Job Description
Are you ready to architect the foundation of the next technological era? Nexus Future Systems is seeking a visionary Senior AI Infrastructure Engineer to build the resilient backbone required for the rapid evolution of Artificial General Intelligence by 2026.
We are not just maintaining legacy systems; we are constructing the distributed ecosystems that will train, deploy, and scale trillion-parameter models globally. If you are passionate about bridging the gap between cutting-edge machine learning research and rock-solid production engineering, we want you on our team.
Why this role matters:
We are preparing for a paradigm shift in compute.

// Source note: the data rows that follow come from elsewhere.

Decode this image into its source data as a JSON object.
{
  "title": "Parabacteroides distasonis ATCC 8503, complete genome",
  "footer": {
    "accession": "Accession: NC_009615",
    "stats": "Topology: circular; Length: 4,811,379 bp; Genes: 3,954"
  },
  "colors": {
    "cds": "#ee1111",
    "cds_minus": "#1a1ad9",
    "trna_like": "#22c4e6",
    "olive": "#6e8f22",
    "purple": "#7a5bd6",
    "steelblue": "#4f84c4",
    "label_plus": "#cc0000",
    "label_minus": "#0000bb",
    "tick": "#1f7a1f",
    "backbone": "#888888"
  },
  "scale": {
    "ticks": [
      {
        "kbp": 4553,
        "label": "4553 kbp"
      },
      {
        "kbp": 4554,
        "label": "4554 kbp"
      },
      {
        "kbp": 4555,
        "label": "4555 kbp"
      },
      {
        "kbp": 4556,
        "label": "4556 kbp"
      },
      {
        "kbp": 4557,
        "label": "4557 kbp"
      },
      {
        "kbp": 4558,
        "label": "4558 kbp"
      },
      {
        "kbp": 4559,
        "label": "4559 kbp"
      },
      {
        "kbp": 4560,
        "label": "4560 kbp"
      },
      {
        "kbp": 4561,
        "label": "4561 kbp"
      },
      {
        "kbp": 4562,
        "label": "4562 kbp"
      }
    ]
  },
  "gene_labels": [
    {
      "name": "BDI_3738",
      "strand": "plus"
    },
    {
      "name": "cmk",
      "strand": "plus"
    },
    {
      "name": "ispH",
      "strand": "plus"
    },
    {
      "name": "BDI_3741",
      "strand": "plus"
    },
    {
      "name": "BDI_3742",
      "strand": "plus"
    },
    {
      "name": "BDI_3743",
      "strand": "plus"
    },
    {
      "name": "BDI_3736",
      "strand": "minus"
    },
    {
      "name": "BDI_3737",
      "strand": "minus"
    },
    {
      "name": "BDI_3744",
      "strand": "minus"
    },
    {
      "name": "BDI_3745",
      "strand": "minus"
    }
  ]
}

You will be instrumental in designing the infrastructure that powers the autonomous agents and generative systems of tomorrow.
Responsibilities
- Design and implement high-availability, distributed training clusters capable of handling massive-scale LLM workloads.
- Optimize inference pipelines for real-time, edge-computing applications and low-latency deployments.
- Collaborate closely with ML researchers to integrate novel neural architectures into production environments.
- Implement robust observability, logging, and monitoring solutions (Prometheus, Grafana, Datadog) to ensure system health.
- Ensure data sovereignty, security compliance (SOC2, GDPR), and disaster recovery protocols for sensitive AI workloads.
- Automate infrastructure provisioning and management using Infrastructure as Code (Terraform, Ansible).
Qualifications
- 5+ years of experience in systems engineering or software development with a specific focus on AI/ML infrastructure.
- Deep proficiency in Python, C++, or Rust with a strong understanding of memory management.
- Strong expertise in containerization (Docker, Kubernetes) and cloud platforms (AWS, GCP, or Azure).
- Experience with model serving frameworks (Triton Inference Server, TorchServe) and hardware acceleration (NVIDIA GPUs, TPUs).
- BS or MS in Computer Science, Electrical Engineering, or a related technical field.
- Proven track record of working in fast-paced, high-growth startup environments.